Conflits d'intérêts : refonte Conseil d'analyse économique ?

Anne-Sophie Jacques - - 0 commentaires

Et si on commençait à faire le ménage ? C’est en substance le message de la chronique signée Romain Rancière parue dans les pages Rebonds de Libération hier. L’économiste, professeur à l’Ecole d’économie de Paris, invite à une refonte du Conseil d’analyse économique (CAE), qu’il critique pour ses conflits d’intérêts et son inefficacité. Rancière propose de le remplacer par un conseil d’experts économiques dupliqué sur le Council of Economic Advisors états-uniens.

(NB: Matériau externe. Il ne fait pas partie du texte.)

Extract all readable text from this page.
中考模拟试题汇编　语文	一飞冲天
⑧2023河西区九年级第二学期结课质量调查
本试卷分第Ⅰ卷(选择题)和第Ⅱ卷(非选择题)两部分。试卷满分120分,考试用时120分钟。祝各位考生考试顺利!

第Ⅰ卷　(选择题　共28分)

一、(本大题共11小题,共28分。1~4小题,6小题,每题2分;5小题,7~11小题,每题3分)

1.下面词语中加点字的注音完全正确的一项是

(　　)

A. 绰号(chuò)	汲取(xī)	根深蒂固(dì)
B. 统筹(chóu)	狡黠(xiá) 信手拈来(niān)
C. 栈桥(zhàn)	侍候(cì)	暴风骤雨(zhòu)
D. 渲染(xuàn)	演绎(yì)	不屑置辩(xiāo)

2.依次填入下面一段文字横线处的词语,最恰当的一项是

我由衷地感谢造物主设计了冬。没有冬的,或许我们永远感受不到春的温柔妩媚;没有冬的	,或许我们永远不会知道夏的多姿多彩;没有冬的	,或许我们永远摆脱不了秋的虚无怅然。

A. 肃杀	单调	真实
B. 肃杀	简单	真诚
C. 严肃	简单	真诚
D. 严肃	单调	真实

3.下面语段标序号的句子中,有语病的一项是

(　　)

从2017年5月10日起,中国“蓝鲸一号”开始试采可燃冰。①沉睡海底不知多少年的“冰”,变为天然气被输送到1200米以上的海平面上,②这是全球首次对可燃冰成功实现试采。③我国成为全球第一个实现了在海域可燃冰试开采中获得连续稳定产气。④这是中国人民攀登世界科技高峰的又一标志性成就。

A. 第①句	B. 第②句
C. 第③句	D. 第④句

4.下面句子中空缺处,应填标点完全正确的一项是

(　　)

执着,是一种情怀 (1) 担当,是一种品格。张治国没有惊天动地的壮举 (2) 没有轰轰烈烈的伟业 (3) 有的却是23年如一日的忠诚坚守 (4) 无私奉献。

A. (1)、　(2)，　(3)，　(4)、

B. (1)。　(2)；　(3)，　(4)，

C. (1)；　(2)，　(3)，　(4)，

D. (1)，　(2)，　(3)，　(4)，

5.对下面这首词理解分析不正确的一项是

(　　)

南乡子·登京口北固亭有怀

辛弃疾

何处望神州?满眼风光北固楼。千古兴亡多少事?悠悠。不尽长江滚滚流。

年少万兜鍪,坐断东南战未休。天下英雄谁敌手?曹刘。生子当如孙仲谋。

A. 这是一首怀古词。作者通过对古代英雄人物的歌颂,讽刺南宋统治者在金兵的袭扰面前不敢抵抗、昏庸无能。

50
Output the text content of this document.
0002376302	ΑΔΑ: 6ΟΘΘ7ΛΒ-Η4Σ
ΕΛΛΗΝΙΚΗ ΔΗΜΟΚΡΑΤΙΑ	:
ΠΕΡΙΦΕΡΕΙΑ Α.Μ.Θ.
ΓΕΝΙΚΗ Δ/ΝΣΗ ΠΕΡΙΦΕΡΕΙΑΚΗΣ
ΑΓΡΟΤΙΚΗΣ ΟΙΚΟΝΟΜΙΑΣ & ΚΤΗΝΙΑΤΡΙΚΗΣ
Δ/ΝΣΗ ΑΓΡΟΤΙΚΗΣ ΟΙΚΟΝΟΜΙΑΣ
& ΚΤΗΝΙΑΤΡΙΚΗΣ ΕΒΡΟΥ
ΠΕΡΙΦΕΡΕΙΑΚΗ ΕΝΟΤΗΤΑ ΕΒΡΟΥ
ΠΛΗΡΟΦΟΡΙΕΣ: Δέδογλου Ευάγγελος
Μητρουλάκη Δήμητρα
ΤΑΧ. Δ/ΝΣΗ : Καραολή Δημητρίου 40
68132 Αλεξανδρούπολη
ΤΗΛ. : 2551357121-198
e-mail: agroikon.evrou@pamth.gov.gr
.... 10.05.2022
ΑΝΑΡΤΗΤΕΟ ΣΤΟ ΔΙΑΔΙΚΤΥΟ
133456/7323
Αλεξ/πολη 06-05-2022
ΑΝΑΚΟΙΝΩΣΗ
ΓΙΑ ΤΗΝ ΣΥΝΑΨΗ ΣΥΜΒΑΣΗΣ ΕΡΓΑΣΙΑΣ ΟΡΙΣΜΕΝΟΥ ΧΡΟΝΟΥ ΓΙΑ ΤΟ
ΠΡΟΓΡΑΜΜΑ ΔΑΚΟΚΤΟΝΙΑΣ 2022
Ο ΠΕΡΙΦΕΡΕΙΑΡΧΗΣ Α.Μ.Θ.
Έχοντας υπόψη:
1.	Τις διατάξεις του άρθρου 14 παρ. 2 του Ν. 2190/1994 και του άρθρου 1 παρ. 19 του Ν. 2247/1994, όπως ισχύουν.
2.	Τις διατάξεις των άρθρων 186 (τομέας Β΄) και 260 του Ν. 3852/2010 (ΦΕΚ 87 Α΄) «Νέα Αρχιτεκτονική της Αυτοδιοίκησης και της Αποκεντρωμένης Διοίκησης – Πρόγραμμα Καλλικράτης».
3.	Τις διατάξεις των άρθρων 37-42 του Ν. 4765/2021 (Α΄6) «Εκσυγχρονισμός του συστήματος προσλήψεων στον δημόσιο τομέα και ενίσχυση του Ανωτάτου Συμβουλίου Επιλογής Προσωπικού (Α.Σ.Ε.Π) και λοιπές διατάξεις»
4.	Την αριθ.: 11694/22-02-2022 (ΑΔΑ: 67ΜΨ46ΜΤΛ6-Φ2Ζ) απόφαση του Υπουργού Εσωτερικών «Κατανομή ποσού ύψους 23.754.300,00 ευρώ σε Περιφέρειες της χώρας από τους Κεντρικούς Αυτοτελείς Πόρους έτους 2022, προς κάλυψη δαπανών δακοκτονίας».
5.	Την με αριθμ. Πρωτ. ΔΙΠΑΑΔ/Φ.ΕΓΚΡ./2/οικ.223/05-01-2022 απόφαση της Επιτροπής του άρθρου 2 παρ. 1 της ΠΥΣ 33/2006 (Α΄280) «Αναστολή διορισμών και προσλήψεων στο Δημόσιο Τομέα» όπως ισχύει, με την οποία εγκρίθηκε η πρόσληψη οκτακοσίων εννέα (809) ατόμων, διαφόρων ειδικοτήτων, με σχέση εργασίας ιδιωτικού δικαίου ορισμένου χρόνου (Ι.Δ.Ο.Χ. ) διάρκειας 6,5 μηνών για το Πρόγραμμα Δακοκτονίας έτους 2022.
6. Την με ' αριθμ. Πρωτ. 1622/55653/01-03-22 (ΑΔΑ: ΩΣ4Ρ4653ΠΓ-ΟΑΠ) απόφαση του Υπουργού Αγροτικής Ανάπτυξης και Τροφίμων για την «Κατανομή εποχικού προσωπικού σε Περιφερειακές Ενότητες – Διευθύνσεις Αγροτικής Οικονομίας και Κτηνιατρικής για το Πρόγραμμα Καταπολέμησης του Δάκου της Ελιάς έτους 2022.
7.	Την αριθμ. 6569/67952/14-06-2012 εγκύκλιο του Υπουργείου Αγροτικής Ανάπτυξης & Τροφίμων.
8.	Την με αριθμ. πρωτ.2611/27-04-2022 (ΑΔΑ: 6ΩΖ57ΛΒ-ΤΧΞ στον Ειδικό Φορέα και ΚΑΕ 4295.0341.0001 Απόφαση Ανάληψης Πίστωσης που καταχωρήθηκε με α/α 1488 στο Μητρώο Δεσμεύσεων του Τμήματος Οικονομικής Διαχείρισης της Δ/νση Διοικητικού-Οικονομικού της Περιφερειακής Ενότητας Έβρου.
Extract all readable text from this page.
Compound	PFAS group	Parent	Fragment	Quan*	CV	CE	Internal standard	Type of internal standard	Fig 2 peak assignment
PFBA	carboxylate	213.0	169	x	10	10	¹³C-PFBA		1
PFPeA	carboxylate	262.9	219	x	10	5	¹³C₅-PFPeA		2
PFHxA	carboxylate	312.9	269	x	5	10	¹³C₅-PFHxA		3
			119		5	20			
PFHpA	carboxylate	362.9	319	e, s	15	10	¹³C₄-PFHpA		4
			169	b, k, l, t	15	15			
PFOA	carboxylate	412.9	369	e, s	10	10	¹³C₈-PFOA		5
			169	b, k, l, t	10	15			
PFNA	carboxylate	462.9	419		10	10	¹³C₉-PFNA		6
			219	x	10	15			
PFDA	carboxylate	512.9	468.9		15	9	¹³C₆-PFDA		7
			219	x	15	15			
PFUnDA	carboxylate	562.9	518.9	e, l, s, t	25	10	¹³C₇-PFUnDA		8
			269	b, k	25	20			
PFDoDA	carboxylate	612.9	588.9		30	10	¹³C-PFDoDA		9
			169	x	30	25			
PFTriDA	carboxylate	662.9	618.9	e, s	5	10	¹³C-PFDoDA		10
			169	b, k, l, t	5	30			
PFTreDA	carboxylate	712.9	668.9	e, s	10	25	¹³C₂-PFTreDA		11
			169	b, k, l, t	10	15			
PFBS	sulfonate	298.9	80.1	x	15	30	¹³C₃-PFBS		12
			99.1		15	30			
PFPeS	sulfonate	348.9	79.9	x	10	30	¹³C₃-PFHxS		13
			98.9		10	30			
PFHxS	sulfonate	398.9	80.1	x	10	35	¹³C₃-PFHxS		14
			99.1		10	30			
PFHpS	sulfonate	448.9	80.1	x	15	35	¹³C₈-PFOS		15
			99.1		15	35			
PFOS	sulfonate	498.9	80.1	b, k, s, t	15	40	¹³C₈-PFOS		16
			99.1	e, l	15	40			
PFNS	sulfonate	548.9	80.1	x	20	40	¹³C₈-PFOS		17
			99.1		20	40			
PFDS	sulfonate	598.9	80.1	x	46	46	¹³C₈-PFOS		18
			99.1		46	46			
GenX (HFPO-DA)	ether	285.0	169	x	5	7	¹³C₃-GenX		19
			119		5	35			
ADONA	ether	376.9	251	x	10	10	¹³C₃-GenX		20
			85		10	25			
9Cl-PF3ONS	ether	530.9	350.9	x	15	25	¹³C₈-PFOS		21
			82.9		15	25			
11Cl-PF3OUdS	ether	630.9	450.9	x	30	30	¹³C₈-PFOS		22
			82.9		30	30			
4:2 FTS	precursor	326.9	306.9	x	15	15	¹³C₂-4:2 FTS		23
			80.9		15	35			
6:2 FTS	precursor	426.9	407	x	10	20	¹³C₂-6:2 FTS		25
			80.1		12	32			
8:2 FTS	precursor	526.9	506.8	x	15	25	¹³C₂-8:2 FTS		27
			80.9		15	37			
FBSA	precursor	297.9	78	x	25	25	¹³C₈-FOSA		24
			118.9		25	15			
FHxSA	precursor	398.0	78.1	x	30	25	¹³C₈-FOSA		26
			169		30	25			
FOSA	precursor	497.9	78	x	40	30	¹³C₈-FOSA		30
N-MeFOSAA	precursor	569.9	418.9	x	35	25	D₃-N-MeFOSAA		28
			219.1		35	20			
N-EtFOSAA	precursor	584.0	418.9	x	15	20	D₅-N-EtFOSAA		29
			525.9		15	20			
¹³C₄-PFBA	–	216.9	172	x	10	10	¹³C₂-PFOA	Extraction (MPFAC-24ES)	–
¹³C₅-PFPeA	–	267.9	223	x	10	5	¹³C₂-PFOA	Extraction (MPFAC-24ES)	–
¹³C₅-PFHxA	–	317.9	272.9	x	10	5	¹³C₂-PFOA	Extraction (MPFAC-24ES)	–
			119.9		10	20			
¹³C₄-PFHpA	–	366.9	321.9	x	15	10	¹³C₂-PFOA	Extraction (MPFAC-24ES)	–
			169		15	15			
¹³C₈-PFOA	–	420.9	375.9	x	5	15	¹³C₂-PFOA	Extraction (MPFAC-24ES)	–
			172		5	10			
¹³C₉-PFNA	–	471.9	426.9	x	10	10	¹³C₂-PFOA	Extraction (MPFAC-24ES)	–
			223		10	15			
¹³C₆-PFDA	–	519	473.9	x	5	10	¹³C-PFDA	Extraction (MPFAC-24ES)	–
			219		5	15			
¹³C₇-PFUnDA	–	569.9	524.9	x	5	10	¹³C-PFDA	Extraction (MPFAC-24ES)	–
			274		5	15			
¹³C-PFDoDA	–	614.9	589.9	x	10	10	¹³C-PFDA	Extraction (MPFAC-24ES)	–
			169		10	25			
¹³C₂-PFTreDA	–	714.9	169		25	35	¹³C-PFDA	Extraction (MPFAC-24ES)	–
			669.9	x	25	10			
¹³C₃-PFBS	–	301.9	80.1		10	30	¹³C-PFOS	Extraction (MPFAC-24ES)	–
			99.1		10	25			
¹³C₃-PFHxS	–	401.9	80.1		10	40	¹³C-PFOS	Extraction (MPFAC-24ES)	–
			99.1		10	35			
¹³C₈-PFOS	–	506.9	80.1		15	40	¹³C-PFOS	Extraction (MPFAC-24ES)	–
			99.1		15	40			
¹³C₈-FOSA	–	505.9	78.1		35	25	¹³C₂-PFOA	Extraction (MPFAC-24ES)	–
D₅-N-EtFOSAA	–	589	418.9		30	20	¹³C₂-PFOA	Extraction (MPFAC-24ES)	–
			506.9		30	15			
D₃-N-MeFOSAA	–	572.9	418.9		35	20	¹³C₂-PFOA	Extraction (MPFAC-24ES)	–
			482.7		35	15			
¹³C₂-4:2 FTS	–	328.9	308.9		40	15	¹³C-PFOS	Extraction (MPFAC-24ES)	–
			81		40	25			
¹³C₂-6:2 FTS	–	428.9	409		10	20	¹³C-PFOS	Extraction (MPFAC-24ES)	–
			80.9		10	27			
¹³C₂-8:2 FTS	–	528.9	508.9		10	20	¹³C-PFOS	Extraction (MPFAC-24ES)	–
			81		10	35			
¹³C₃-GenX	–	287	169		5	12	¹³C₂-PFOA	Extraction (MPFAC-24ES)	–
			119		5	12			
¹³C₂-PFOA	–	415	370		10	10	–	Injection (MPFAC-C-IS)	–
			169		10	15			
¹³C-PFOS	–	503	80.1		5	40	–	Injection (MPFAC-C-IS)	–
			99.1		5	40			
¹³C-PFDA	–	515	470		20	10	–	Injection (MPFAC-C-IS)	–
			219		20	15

Qu’est-ce que le Conseil d’Analyse économique ? Une structure créée par Jospin en 1997 censée "éclairer, par la confrontation des points de vue et des analyses, les choix du gouvernement en matière économique" (dixit son site Internet). Sauf que le CAE est soupçonné d’être "un lieu perméable au lobbying et aux conflits d’intérêts" et d’être, en plus, d’une relative inefficacité.

Sur les conflits d’intérêts du CAE, le premier à soulever le lièvre est Jean Gadrey (nous en parlions ici). Sur son blog hébergé par Alternatives économiques, l’économiste s’étonnait en septembre 2009 du cursus à rallonge mêlant privé/public de deux membres du Conseil, Jean-Hervé Lorenzi et Christian de Boissieu.

Ce dernier est le président délégué du CAE (le président étant le Premier ministre, qui, selon Rancière, n’assiste plus aux séances plénières du Conseil depuis 2006, signe du déclin de la structure) et en effet, il cumule – ou cumulait – poste universitaire et sièges dans les conseils d’administration de banques (comme en témoigne tout bêtement sa page wikipedia).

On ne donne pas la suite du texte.